Visual Studio 2013 Preview supports a C++14 feature called (according to this page) "Transparent Operator Functors". I'm not clear on what that means. The nearest C++14 proposal I found is this, but I'm not sure if it's the same thing: http://www.open-std.org/jtc1/sc22/wg21/docs/papers/2012/n3421

I'm looking for a more clear explanation of what it is, why it's an improvement, and maybe a snippet demonstrating its use.

1
If that is the same, it lets you replace bool less<int>::operator()( int const& lhs, int const& rhs) const { return lhs<rhs; } with auto less<>::operator()(LHS&& lhs, RHS&& rhs)const->decltype( std::forward<LHS>(lhs)<std::forward<RHS>(rhs) ) { return std::forward<LHS>(lhs)<std::forward<RHS>(rhs); }, a perfect forwarding "transparent" call to <.Yakk - Adam Nevraumont
N3421 is the same thing - it was voted into C++14 without modifications at that meeting, and that's what I implemented in 2013 Preview. I thought section II, "Motivation And Scope", clearly explained the problem and the solution, and I thought the example in section VIII "Implementation" demonstrated its use. What are you confused by?Stephan T. Lavavej
The "What's New for Visual C++" page does not mention the N3421 proposal, so I figured I would ask here. I'm clear on it now. Thanks for adding it.GravityWell

1 Answers

24
votes

The transparent operator functors proposal is there as a way to have generalised functors that are located in <functional>. I personally believe the proposal itself has a very good example that would help illustrate the need for it. However I'll go ahead and try to explain it as well.

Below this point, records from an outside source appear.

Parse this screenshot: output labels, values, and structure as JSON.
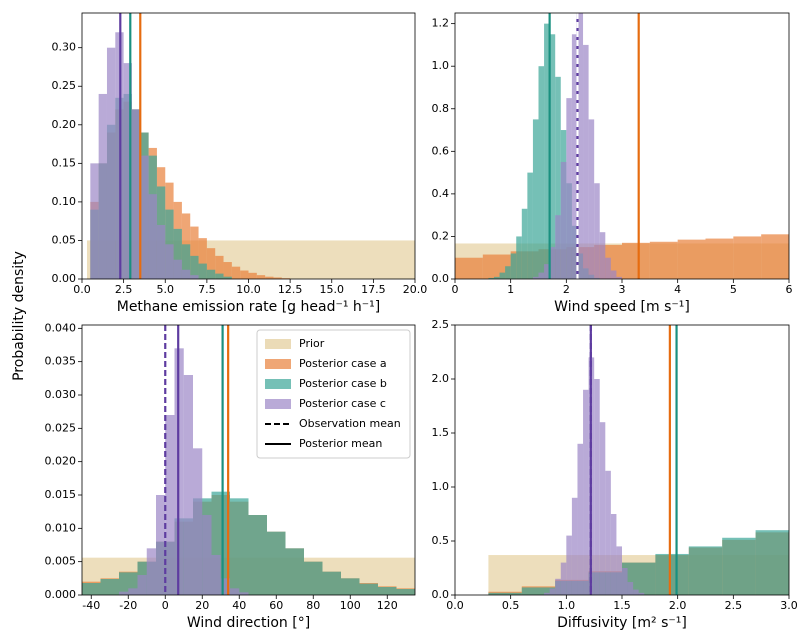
{
  "ylabel": "Probability density",
  "chart_data": [
    {
      "type": "histogram",
      "xlabel": "Methane emission rate [g head⁻¹ h⁻¹]",
      "xlim": [
        0,
        20
      ],
      "ylim": [
        0,
        0.345
      ],
      "xticks": [
        {
          "value": 0,
          "label": "0.0"
        },
        2.5,
        {
          "value": 5,
          "label": "5.0"
        },
        7.5,
        {
          "value": 10,
          "label": "10.0"
        },
        12.5,
        {
          "value": 15,
          "label": "15.0"
        },
        17.5,
        {
          "value": 20,
          "label": "20.0"
        }
      ],
      "yticks": [
        {
          "value": 0,
          "label": "0.00"
        },
        {
          "value": 0.05,
          "label": "0.05"
        },
        {
          "value": 0.1,
          "label": "0.10"
        },
        {
          "value": 0.15,
          "label": "0.15"
        },
        {
          "value": 0.2,
          "label": "0.20"
        },
        {
          "value": 0.25,
          "label": "0.25"
        },
        {
          "value": 0.3,
          "label": "0.30"
        }
      ],
      "series": [
        {
          "name": "Prior",
          "color": "#e3cc98",
          "bins": [
            0.3,
            20
          ],
          "values": [
            0.05
          ]
        },
        {
          "name": "Posterior case a",
          "color": "#e8803a",
          "bins": [
            0.5,
            1,
            1.5,
            2,
            2.5,
            3,
            3.5,
            4,
            4.5,
            5,
            5.5,
            6,
            6.5,
            7,
            7.5,
            8,
            8.5,
            9,
            9.5,
            10,
            10.5,
            11,
            11.5,
            12,
            12.5
          ],
          "values": [
            0.1,
            0.15,
            0.19,
            0.22,
            0.23,
            0.22,
            0.19,
            0.17,
            0.145,
            0.125,
            0.1,
            0.085,
            0.068,
            0.053,
            0.04,
            0.03,
            0.022,
            0.016,
            0.011,
            0.008,
            0.005,
            0.003,
            0.002,
            0.001
          ]
        },
        {
          "name": "Posterior case b",
          "color": "#3aa597",
          "bins": [
            0.5,
            1,
            1.5,
            2,
            2.5,
            3,
            3.5,
            4,
            4.5,
            5,
            5.5,
            6,
            6.5,
            7,
            7.5,
            8,
            8.5,
            9
          ],
          "values": [
            0.09,
            0.15,
            0.2,
            0.235,
            0.24,
            0.22,
            0.19,
            0.16,
            0.12,
            0.09,
            0.065,
            0.045,
            0.03,
            0.02,
            0.012,
            0.007,
            0.003
          ]
        },
        {
          "name": "Posterior case c",
          "color": "#9b86c6",
          "bins": [
            0.5,
            1,
            1.5,
            2,
            2.5,
            3,
            3.5,
            4,
            4.5,
            5,
            5.5,
            6,
            6.5,
            7
          ],
          "values": [
            0.15,
            0.24,
            0.3,
            0.32,
            0.28,
            0.22,
            0.16,
            0.11,
            0.07,
            0.045,
            0.025,
            0.012,
            0.005
          ]
        }
      ],
      "vlines": [
        {
          "x": 3.5,
          "color": "#e66c10",
          "dash": false
        },
        {
          "x": 2.9,
          "color": "#1a9080",
          "dash": false
        },
        {
          "x": 2.3,
          "color": "#5e3ca0",
          "dash": false
        }
      ]
    },
    {
      "type": "histogram",
      "xlabel": "Wind speed [m s⁻¹]",
      "xlim": [
        0,
        6
      ],
      "ylim": [
        0,
        1.25
      ],
      "xticks": [
        0,
        1,
        2,
        3,
        4,
        5,
        6
      ],
      "yticks": [
        {
          "value": 0,
          "label": "0.0"
        },
        0.2,
        0.4,
        0.6,
        0.8,
        {
          "value": 1,
          "label": "1.0"
        },
        1.2
      ],
      "series": [
        {
          "name": "Prior",
          "color": "#e3cc98",
          "bins": [
            0,
            6
          ],
          "values": [
            0.167
          ]
        },
        {
          "name": "Posterior case a",
          "color": "#e8803a",
          "bins": [
            0,
            0.5,
            1,
            1.5,
            2,
            2.5,
            3,
            3.5,
            4,
            4.5,
            5,
            5.5,
            6
          ],
          "values": [
            0.1,
            0.115,
            0.13,
            0.14,
            0.15,
            0.16,
            0.17,
            0.175,
            0.185,
            0.19,
            0.2,
            0.21
          ]
        },
        {
          "name": "Posterior case b",
          "color": "#3aa597",
          "bins": [
            0.6,
            0.7,
            0.8,
            0.9,
            1.0,
            1.1,
            1.2,
            1.3,
            1.4,
            1.5,
            1.6,
            1.7,
            1.8,
            1.9,
            2.0,
            2.1,
            2.2,
            2.3,
            2.4,
            2.5,
            2.6
          ],
          "values": [
            0.005,
            0.01,
            0.03,
            0.06,
            0.12,
            0.2,
            0.33,
            0.5,
            0.75,
            1.0,
            1.2,
            1.15,
            0.95,
            0.7,
            0.45,
            0.25,
            0.12,
            0.05,
            0.02,
            0.005
          ]
        },
        {
          "name": "Posterior case c",
          "color": "#9b86c6",
          "bins": [
            1.4,
            1.5,
            1.6,
            1.7,
            1.8,
            1.9,
            2.0,
            2.1,
            2.2,
            2.3,
            2.4,
            2.5,
            2.6,
            2.7,
            2.8,
            2.9,
            3.0
          ],
          "values": [
            0.01,
            0.03,
            0.07,
            0.15,
            0.3,
            0.55,
            0.85,
            1.15,
            1.25,
            1.1,
            0.75,
            0.45,
            0.22,
            0.1,
            0.04,
            0.01
          ]
        }
      ],
      "vlines": [
        {
          "x": 3.3,
          "color": "#e66c10",
          "dash": false
        },
        {
          "x": 1.7,
          "color": "#1a9080",
          "dash": false
        },
        {
          "x": 2.2,
          "color": "#5e3ca0",
          "dash": false
        },
        {
          "x": 2.2,
          "color": "#ffffff",
          "dash": true
        }
      ]
    },
    {
      "type": "histogram",
      "xlabel": "Wind direction [°]",
      "xlim": [
        -45,
        135
      ],
      "ylim": [
        0,
        0.0405
      ],
      "xticks": [
        -40,
        -20,
        0,
        20,
        40,
        60,
        80,
        100,
        120
      ],
      "yticks": [
        {
          "value": 0,
          "label": "0.000"
        },
        {
          "value": 0.005,
          "label": "0.005"
        },
        {
          "value": 0.01,
          "label": "0.010"
        },
        {
          "value": 0.015,
          "label": "0.015"
        },
        {
          "value": 0.02,
          "label": "0.020"
        },
        {
          "value": 0.025,
          "label": "0.025"
        },
        {
          "value": 0.03,
          "label": "0.030"
        },
        {
          "value": 0.035,
          "label": "0.035"
        },
        {
          "value": 0.04,
          "label": "0.040"
        }
      ],
      "series": [
        {
          "name": "Prior",
          "color": "#e3cc98",
          "bins": [
            -45,
            135
          ],
          "values": [
            0.0056
          ]
        },
        {
          "name": "Posterior case a",
          "color": "#e8803a",
          "bins": [
            -45,
            -35,
            -25,
            -15,
            -5,
            5,
            15,
            25,
            35,
            45,
            55,
            65,
            75,
            85,
            95,
            105,
            115,
            125,
            135
          ],
          "values": [
            0.002,
            0.0025,
            0.0035,
            0.005,
            0.008,
            0.011,
            0.014,
            0.015,
            0.014,
            0.012,
            0.0095,
            0.007,
            0.005,
            0.0035,
            0.0025,
            0.0018,
            0.0013,
            0.001
          ]
        },
        {
          "name": "Posterior case b",
          "color": "#3aa597",
          "bins": [
            -45,
            -35,
            -25,
            -15,
            -5,
            5,
            15,
            25,
            35,
            45,
            55,
            65,
            75,
            85,
            95,
            105,
            115,
            125,
            135
          ],
          "values": [
            0.0018,
            0.0024,
            0.0034,
            0.005,
            0.008,
            0.0115,
            0.0145,
            0.0155,
            0.0145,
            0.012,
            0.0095,
            0.007,
            0.005,
            0.0035,
            0.0025,
            0.0017,
            0.0012,
            0.0009
          ]
        },
        {
          "name": "Posterior case c",
          "color": "#9b86c6",
          "bins": [
            -25,
            -20,
            -15,
            -10,
            -5,
            0,
            5,
            10,
            15,
            20,
            25,
            30,
            35,
            40,
            45
          ],
          "values": [
            0.0005,
            0.001,
            0.003,
            0.007,
            0.015,
            0.027,
            0.037,
            0.033,
            0.022,
            0.012,
            0.006,
            0.0025,
            0.001,
            0.0004
          ]
        }
      ],
      "vlines": [
        {
          "x": 0,
          "color": "#5e3ca0",
          "dash": true
        },
        {
          "x": 7,
          "color": "#5e3ca0",
          "dash": false
        },
        {
          "x": 31,
          "color": "#1a9080",
          "dash": false
        },
        {
          "x": 34,
          "color": "#e66c10",
          "dash": false
        }
      ],
      "legend": "upper right",
      "line_styles": [
        {
          "name": "Observation mean",
          "dash": true
        },
        {
          "name": "Posterior mean",
          "dash": false
        }
      ]
    },
    {
      "type": "histogram",
      "xlabel": "Diffusivity [m² s⁻¹]",
      "xlim": [
        0,
        3
      ],
      "ylim": [
        0,
        2.5
      ],
      "xticks": [
        {
          "value": 0,
          "label": "0.0"
        },
        0.5,
        {
          "value": 1,
          "label": "1.0"
        },
        1.5,
        {
          "value": 2,
          "label": "2.0"
        },
        2.5,
        {
          "value": 3,
          "label": "3.0"
        }
      ],
      "yticks": [
        {
          "value": 0,
          "label": "0.0"
        },
        0.5,
        {
          "value": 1,
          "label": "1.0"
        },
        1.5,
        {
          "value": 2,
          "label": "2.0"
        },
        2.5
      ],
      "series": [
        {
          "name": "Prior",
          "color": "#e3cc98",
          "bins": [
            0.3,
            3.0
          ],
          "values": [
            0.37
          ]
        },
        {
          "name": "Posterior case a",
          "color": "#e8803a",
          "bins": [
            0.3,
            0.6,
            0.9,
            1.2,
            1.5,
            1.8,
            2.1,
            2.4,
            2.7,
            3.0
          ],
          "values": [
            0.03,
            0.08,
            0.14,
            0.22,
            0.3,
            0.37,
            0.44,
            0.51,
            0.58
          ]
        },
        {
          "name": "Posterior case b",
          "color": "#3aa597",
          "bins": [
            0.3,
            0.6,
            0.9,
            1.2,
            1.5,
            1.8,
            2.1,
            2.4,
            2.7,
            3.0
          ],
          "values": [
            0.02,
            0.07,
            0.13,
            0.21,
            0.3,
            0.38,
            0.45,
            0.53,
            0.6
          ]
        },
        {
          "name": "Posterior case c",
          "color": "#9b86c6",
          "bins": [
            0.8,
            0.85,
            0.9,
            0.95,
            1.0,
            1.05,
            1.1,
            1.15,
            1.2,
            1.25,
            1.3,
            1.35,
            1.4,
            1.45,
            1.5,
            1.55,
            1.6,
            1.65,
            1.7
          ],
          "values": [
            0.02,
            0.06,
            0.15,
            0.3,
            0.55,
            0.9,
            1.4,
            1.9,
            2.2,
            2.0,
            1.6,
            1.15,
            0.75,
            0.45,
            0.25,
            0.12,
            0.05,
            0.02
          ]
        }
      ],
      "vlines": [
        {
          "x": 1.22,
          "color": "#5e3ca0",
          "dash": false
        },
        {
          "x": 1.22,
          "color": "#5e3ca0",
          "dash": true
        },
        {
          "x": 1.93,
          "color": "#e66c10",
          "dash": false
        },
        {
          "x": 1.99,
          "color": "#1a9080",
          "dash": false
        }
      ]
    }
  ]
}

Suppose you have a function, a very basic function mind you:

template<typename T, typename U>
auto less_than(T&& t, U&& u) -> decltype(std::forward<T>(t) < std::forward<U>(u)) {
    return std::forward<T>(t) < std::forward<U>(u);
}

However you want to use this generalised function in the <algorithm> header. You have two options, to make it a struct functor:

struct MyLessThanFunctor {
    template<typename T, typename U>
    auto operator()(T&& t, U&& u) -> decltype(std::forward<T>(t) < std::forward<U>(u)){
        return std::forward<T>(t) < std::forward<U>(u);
    }
};

Or in C++14, to make a polymorphic lambda:

[](auto&& t, auto&& u) -> decltype(auto) { 
    return std::forward<decltype(t)>(t) < std::forward<decltype(u)>(u); 
}

Both are very verbose when used in an algorithm like so:

int main() {
    std::vector<int> v = {112,12,1281271,1919101,29181,412,1 };
    std::sort(std::begin(v), std::end(v), MyLessThanFunctor()); // one
    std::sort(std::begin(v), std::end(v), [](auto&& t, auto&& u) -> decltype(auto) { 
        return std::forward<decltype(t)>(t) < std::forward<decltype(u)>(u); 
    });
}

This proposal aims to make it more compact and generalised by doing this instead:

std::sort(std::begin(v), std::end(v), std::less<>());

This gives you perfect forwarding and solves issues with truncation or problems that arise from changing the container but not the underlying type appointed by the container as mentioned by the paper.

Suppose you have a non-generalised functor:

struct Functor {
    bool operator()(uint32_t a, uint32_t b) {
        return a < b;
    }
};

And you use it with your std::vector<uint32_t> and it works all fine, but you forget about your functor not being generalised and use it with your std::vector<uint64_t>. Can you see the issue that has arisen? The elements will be truncated before being compared which is probably not what the user wanted. Generalised functors solve this issue for you before they arise.